The Uniter: Are there any major changes from the first edition (published in 2008) to the second edition of Economics for Everyone (published in 2015)?
Jim Stanford: Yes, there was quite a few changes because, of course, a lot has happened in the economy since then (2008). In particular, when the first edition came out, the whole economy was melting down due to the global financial crisis during 2008 and 2009… The second edition (will) give a full description of what happened during that meltdown and its after effects.
Your book dedication reads, “Dedicated to the hard-working people who produce wealth – in hopes that by better understanding the economy, we can be more successful in changing it.” What inspired you to write that?

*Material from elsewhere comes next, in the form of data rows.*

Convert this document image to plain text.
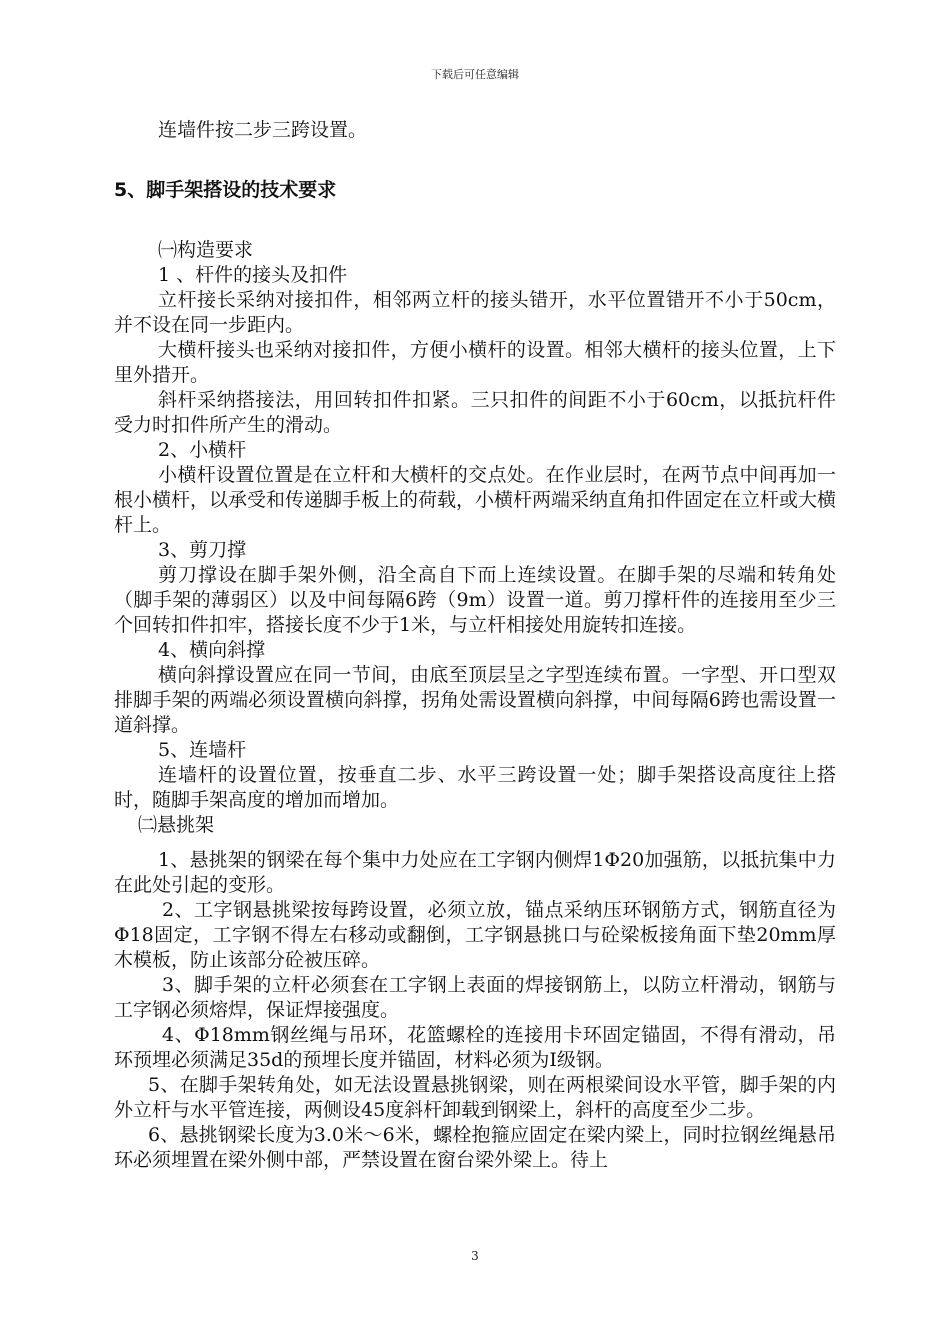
下载后可任意编辑

连墙件按二步三跨设置。

5、脚手架搭设的技术要求

㈠构造要求

1 、杆件的接头及扣件

立杆接长采纳对接扣件，相邻两立杆的接头错开，水平位置错开不小于50cm，并不设在同一步距内。

大横杆接头也采纳对接扣件，方便小横杆的设置。相邻大横杆的接头位置，上下里外措开。

斜杆采纳搭接法，用回转扣件扣紧。三只扣件的间距不小于60cm，以抵抗杆件受力时扣件所产生的滑动。

2、小横杆

小横杆设置位置是在立杆和大横杆的交点处。在作业层时，在两节点中间再加一根小横杆，以承受和传递脚手板上的荷载，小横杆两端采纳直角扣件固定在立杆或大横杆上。

3、剪刀撑

剪刀撑设在脚手架外侧，沿全高自下而上连续设置。在脚手架的尽端和转角处（脚手架的薄弱区）以及中间每隔6跨（9m）设置一道。剪刀撑杆件的连接用至少三个回转扣件扣牢，搭接长度不少于1米，与立杆相接处用旋转扣连接。

4、横向斜撑

横向斜撑设置应在同一节间，由底至顶层呈之字型连续布置。一字型、开口型双排脚手架的两端必须设置横向斜撑，拐角处需设置横向斜撑，中间每隔6跨也需设置一道斜撑。

5、连墙杆

连墙杆的设置位置，按垂直二步、水平三跨设置一处；脚手架搭设高度往上搭时，随脚手架高度的增加而增加。

㈡悬挑架

1、悬挑架的钢梁在每个集中力处应在工字钢内侧焊1Φ20加强筋，以抵抗集中力在此处引起的变形。

2、工字钢悬挑梁按每跨设置，必须立放，锚点采纳压环钢筋方式，钢筋直径为Φ18固定，工字钢不得左右移动或翻倒，工字钢悬挑口与砼梁板接角面下垫20mm厚木模板，防止该部分砼被压碎。

3、脚手架的立杆必须套在工字钢上表面的焊接钢筋上，以防立杆滑动，钢筋与工字钢必须熔焊，保证焊接强度。

4、Φ18mm钢丝绳与吊环，花篮螺栓的连接用卡环固定锚固，不得有滑动，吊环预埋必须满足35d的预埋长度并锚固，材料必须为Ⅰ级钢。

5、在脚手架转角处，如无法设置悬挑钢梁，则在两根梁间设水平管，脚手架的内外立杆与水平管连接，两侧设45度斜杆卸载到钢梁上，斜杆的高度至少二步。

6、悬挑钢梁长度为3.0米～6米，螺栓抱箍应固定在梁内梁上，同时拉钢丝绳悬吊环必须埋置在梁外侧中部，严禁设置在窗台梁外梁上。待上

3
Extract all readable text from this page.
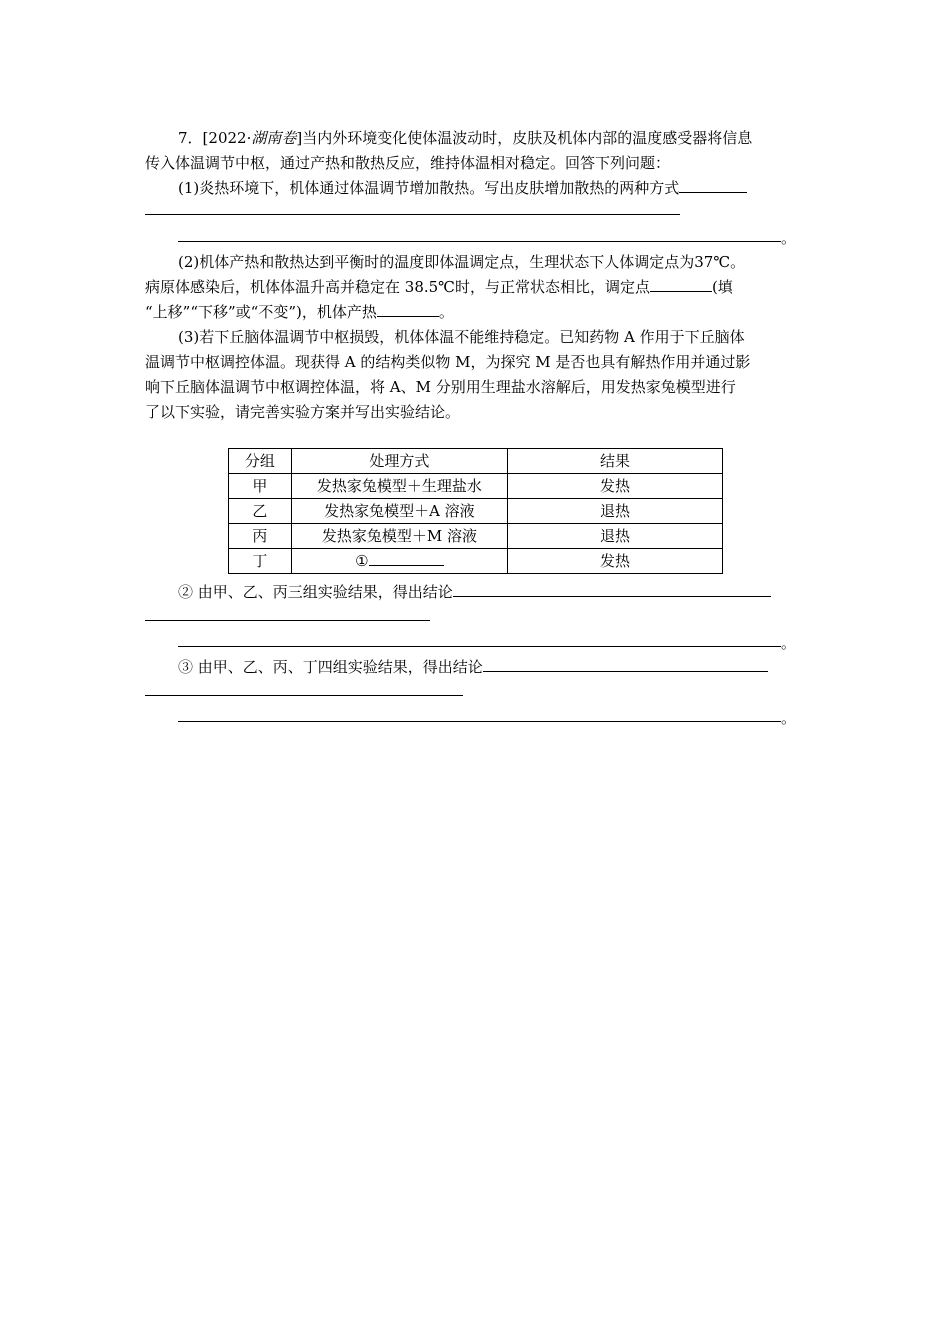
7．[2022·湖南卷]当内外环境变化使体温波动时，皮肤及机体内部的温度感受器将信息
传入体温调节中枢，通过产热和散热反应，维持体温相对稳定。回答下列问题：
(1)炎热环境下，机体通过体温调节增加散热。写出皮肤增加散热的两种方式
。
(2)机体产热和散热达到平衡时的温度即体温调定点，生理状态下人体调定点为37℃。
病原体感染后，机体体温升高并稳定在 38.5℃时，与正常状态相比，调定点	(填
“上移”“下移”或“不变”)，机体产热	。
(3)若下丘脑体温调节中枢损毁，机体体温不能维持稳定。已知药物 A 作用于下丘脑体
温调节中枢调控体温。现获得 A 的结构类似物 M，为探究 M 是否也具有解热作用并通过影
响下丘脑体温调节中枢调控体温，将 A、M 分别用生理盐水溶解后，用发热家兔模型进行
了以下实验，请完善实验方案并写出实验结论。
分组	处理方式	结果
甲	发热家兔模型＋生理盐水	发热
乙	发热家兔模型＋A 溶液	退热
丙	发热家兔模型＋M 溶液	退热
丁	①	发热
② 由甲、乙、丙三组实验结果，得出结论
。
③ 由甲、乙、丙、丁四组实验结果，得出结论
。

JS: We’re often told that economics is a technical subject, specialized – something that should be left to the experts. In my experience, we (need to) approach this subject with respect, with knowledge average working people have and communicate it in an accessible, common language rather than showing charts, graphs and formulas. Working people are very interested in how the economy functions, what work is put into (it) and what could be done to make it better.
Is it fair to say that Economics for Everyone is a mediator for those that don’t know much about economics?
JS: I think that the way economics is talked about in universities and discussed in newspapers is deliberately confusing and deliberately mysterious. The people who have the most power in our economy, that would be the wealthy, don’t want us to know about economics. They want the mysterious subject left to the experts. Economics for Everyone is supposed to be a textbook for everyone, not necessarily for university students. It’s for everyone who wants to learn about this crucial part of their lives.
What is the state of neoclassical economics at the moment?
JS: I think it’s got some serious problems. I think that a lot of practitioners of neoclassical economics recognize that. There was a famous moment in 2009 after the financial crisis – the Queen of England went to the Oxford University economics department and said, “How come none of you smart economists could see this coming? How come none of you predicted this meltdown?”
It was an interesting challenge from an unexpected source… Neoclassical economics has been a very ideological undertaking from the beginning of the 1870s. Neoclassical theorists were more intense on justifying capitalism than explaining it. Year after year after year, economic numbers have been disappointing and the neoclassical theorists don’t really have an explanation.
I believe there is a big opening right now for an alternative approach, for those of us who don’t come from that neoclassical tradition. I think our time may have come. We need to step up our arguments and our alternatives.